2. Make the Alfredo Sauce:
- In the same skillet, melt the butter over medium heat. Add the minced garlic and sauté for 1-2 minutes until fragrant.
- Stir in the heavy cream, bring it to a gentle simmer, and cook for 2-3 minutes.
- Add the Parmesan cheese and whisk until the sauce is smooth and creamy. Season with salt, pepper, and nutmeg if desired.
3. Cook the Broccoli:
- Steam the broccoli florets for 3-4 minutes until tender but still crisp, or sauté them in olive oil with a pinch of salt and pepper.
4. Assemble the Dish:
- Slice the chicken and add it back to the skillet with the Alfredo sauce. Stir gently to coat the chicken in the sauce.
- Serve the chicken Alfredo over steamed broccoli and garnish with extra Parmesan cheese or parsley.
Nutritional Information (Per Serving):
- Calories: ~400 kcal
- Protein: ~30g
- Fat: ~30g
- Carbohydrates: ~6g
- Net Carbs: ~4g
Why This Recipe Works for Keto:
- Low-Carb:
Broccoli replaces traditional pasta, keeping the carb count low while adding essential fiber and nutrients. - High Healthy Fats:
The Alfredo sauce, made with heavy cream and Parmesan, provides the fats needed for ketosis. - Protein-Packed:
Chicken offers lean protein, making the dish filling and satisfying without spiking blood sugar.
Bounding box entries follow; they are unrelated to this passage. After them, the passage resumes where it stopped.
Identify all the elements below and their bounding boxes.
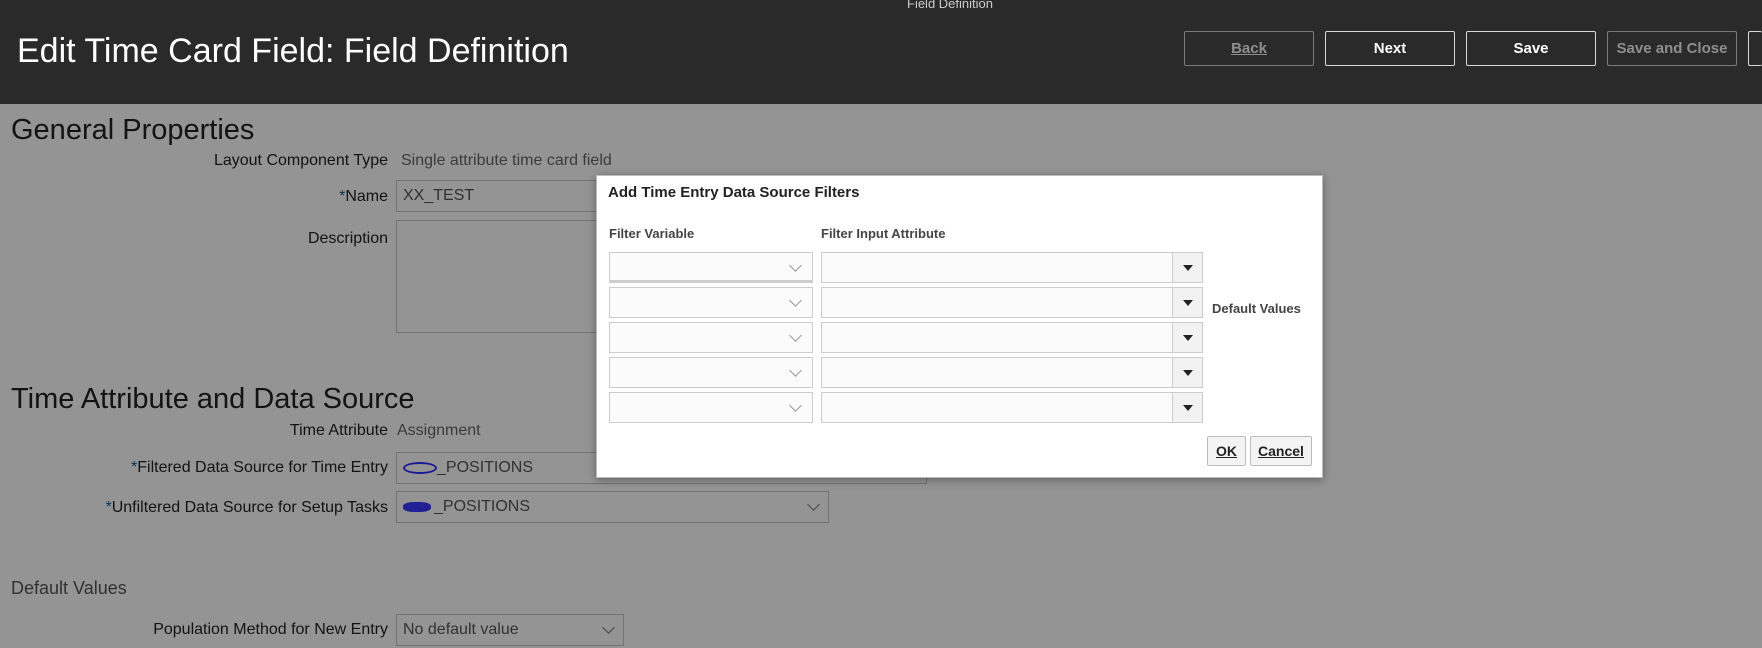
- filter-input-attribute-combo-4[interactable]: [821, 357, 1203, 388]
- dropdown-arrow-icon[interactable]: [1172, 253, 1202, 282]
- chevron-down-icon: [789, 399, 802, 412]
- next-button[interactable]: Next: [1325, 31, 1455, 66]
- filter-variable-select-1[interactable]: [609, 252, 813, 283]
- filter-variable-select-5[interactable]: [609, 392, 813, 423]
- chevron-down-icon: [789, 329, 802, 342]
- dialog-title: Add Time Entry Data Source Filters: [608, 184, 860, 201]
- dropdown-arrow-icon[interactable]: [1172, 288, 1202, 317]
- ok-button[interactable]: OK: [1207, 436, 1246, 466]
- filter-variable-header: Filter Variable: [609, 226, 695, 241]
- dropdown-arrow-icon[interactable]: [1172, 323, 1202, 352]
- default-values-label: Default Values: [1212, 301, 1301, 316]
- add-filters-dialog: Add Time Entry Data Source Filters Filte…: [596, 175, 1323, 478]
- page-title: Edit Time Card Field: Field Definition: [17, 32, 569, 70]
- filter-variable-select-4[interactable]: [609, 357, 813, 388]
- filter-input-attribute-combo-2[interactable]: [821, 287, 1203, 318]
- save-button[interactable]: Save: [1466, 31, 1596, 66]
- page-header: Field Definition Edit Time Card Field: F…: [0, 0, 1762, 104]
- train-stop-label: Field Definition: [907, 0, 993, 11]
- dropdown-arrow-icon[interactable]: [1172, 358, 1202, 387]
- filter-input-attribute-combo-3[interactable]: [821, 322, 1203, 353]
- filter-variable-select-3[interactable]: [609, 322, 813, 353]
- filter-input-attribute-header: Filter Input Attribute: [821, 226, 946, 241]
- filter-input-attribute-combo-5[interactable]: [821, 392, 1203, 423]
- cancel-button[interactable]: Cancel: [1250, 436, 1312, 466]
- back-button[interactable]: Back: [1184, 31, 1314, 66]
- chevron-down-icon: [789, 259, 802, 272]
- chevron-down-icon: [789, 294, 802, 307]
- filter-input-attribute-combo-1[interactable]: [821, 252, 1203, 283]
- filter-variable-select-2[interactable]: [609, 287, 813, 318]
- chevron-down-icon: [789, 364, 802, 377]
- dropdown-arrow-icon[interactable]: [1172, 393, 1202, 422]
- more-actions-button[interactable]: [1748, 31, 1762, 66]
- save-and-close-button[interactable]: Save and Close: [1607, 31, 1737, 66]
Tips for Perfect Keto Chicken Alfredo:
- Don’t Overcook the Chicken:
Use a meat thermometer to ensure the chicken is cooked to 165°F without drying out. - Adjust the Sauce:
If you prefer a thicker Alfredo sauce, let it simmer a bit longer. For a thinner sauce, add a splash of chicken broth. - Make It Spicy:
Add a pinch of chili flakes to the sauce for a little heat. - Meal Prep:
Store leftovers in an airtight container for up to 3 days. Reheat gently to avoid separating the sauce.
Why Keto Chicken Alfredo Is a Global Favorite
This Keto Creamy Chicken Alfredo with Broccoli blends rich, creamy flavors with keto-friendly ingredients, making it a versatile dish for all English-speaking regions. Whether you’re in Canada, the US, the UK, or Australia, this dish is tailored to suit local tastes with its comforting texture and low-carb appeal. Perfect for busy evenings or meal prep, this recipe proves that healthy eating doesn’t have to compromise flavor.
Enjoy this satisfying keto dinner that’s as indulgent as it is nutritious!